Some can get hooked on the internal sensation caused by endorphins released by overwork. When work stops, the consequent plunge in endorphin production can literally cause unpleasant symptoms of withdrawal, not unlike the “Jonesing” sensation some experience after abusing heroin, prescription painkillers, or alcohol.
Additionally, some people are literally hooked on stress. Emergencies and deadlines trigger release of powerful hormones like cortisol and adrenaline that deliver a wake-up call to the body. Absent the stimulation of work, levels of these bracing chemicals plummet, and stress addicts may experience a crash.
Additionally, for some, overwork is an antidote to depression or social isolation, or it may mask a case of obsessive-compulsive disorder or attention deficit disorder.
What can be done about WWS? First, as with all addictions, acknowledging the problem is the first step toward resolution. Denial will perpetuate the addictive cycle. Once you do that, here are some tips that might help:
1. Try cultivating a vacation “style.”
Create a light wish list of low-key, fun projects you don’t get around to while working, but avoid loading your holiday schedule with a daunting menu of scheduled activities.
2. Develop a hobby.
Working with your hands really gets you out of your head.

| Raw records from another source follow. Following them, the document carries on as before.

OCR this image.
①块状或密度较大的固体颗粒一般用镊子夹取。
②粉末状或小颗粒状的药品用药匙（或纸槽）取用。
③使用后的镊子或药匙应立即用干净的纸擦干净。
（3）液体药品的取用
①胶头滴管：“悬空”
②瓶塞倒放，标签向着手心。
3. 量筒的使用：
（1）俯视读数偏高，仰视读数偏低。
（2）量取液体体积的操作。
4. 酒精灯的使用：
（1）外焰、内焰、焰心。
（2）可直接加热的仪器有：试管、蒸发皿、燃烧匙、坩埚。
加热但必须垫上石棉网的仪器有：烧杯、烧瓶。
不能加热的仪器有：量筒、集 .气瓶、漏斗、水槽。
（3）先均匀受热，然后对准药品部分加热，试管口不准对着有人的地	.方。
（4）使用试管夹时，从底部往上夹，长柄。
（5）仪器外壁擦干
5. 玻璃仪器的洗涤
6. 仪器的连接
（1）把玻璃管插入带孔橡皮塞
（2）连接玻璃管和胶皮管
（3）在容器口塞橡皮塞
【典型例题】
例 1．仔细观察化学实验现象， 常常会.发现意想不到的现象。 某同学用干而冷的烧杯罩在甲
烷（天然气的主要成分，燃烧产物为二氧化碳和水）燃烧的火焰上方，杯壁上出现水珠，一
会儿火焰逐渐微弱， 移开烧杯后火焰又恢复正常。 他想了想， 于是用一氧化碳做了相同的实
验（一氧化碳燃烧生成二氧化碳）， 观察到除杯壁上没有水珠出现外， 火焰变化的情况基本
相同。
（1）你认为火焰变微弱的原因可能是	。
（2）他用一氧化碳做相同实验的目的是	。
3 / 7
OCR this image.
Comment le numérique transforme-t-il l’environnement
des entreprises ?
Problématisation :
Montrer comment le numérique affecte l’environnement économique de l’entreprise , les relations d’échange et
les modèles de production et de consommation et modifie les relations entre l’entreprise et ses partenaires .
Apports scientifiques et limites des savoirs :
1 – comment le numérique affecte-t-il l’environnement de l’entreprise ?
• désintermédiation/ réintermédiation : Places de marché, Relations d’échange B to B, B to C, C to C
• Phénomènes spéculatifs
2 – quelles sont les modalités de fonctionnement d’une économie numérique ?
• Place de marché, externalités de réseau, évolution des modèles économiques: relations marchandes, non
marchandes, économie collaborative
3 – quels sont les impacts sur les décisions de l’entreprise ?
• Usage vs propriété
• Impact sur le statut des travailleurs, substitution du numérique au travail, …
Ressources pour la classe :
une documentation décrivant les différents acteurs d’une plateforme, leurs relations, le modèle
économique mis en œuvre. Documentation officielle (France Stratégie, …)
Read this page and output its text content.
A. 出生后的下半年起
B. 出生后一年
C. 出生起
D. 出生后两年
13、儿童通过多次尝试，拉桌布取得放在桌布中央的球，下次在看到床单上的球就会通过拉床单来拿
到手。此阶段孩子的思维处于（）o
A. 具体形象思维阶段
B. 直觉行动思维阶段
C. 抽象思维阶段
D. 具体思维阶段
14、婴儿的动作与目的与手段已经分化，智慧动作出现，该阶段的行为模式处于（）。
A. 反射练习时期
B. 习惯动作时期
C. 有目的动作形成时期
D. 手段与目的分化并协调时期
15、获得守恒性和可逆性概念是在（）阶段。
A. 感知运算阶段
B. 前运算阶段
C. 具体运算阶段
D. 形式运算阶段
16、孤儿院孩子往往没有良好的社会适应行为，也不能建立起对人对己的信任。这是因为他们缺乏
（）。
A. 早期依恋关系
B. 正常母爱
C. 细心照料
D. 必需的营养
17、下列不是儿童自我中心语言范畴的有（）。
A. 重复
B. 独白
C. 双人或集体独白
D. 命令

3. Learn to live with unstructured time (easier said than done!).
Leave an “away” message on your business email and arrange for coverage at your office or business. Resist the temptation to “check-in” via email or phone.
4. Get professional help from a psychologist.
If self-help measures don’t help you conquer your leisure distress, it's important to reach out to someone with expertise.
5. Evaluate your work style to make sure you don’t descend into patterns of workaholism.
This is the best way to ensure that you don't experience WWS when you have time off!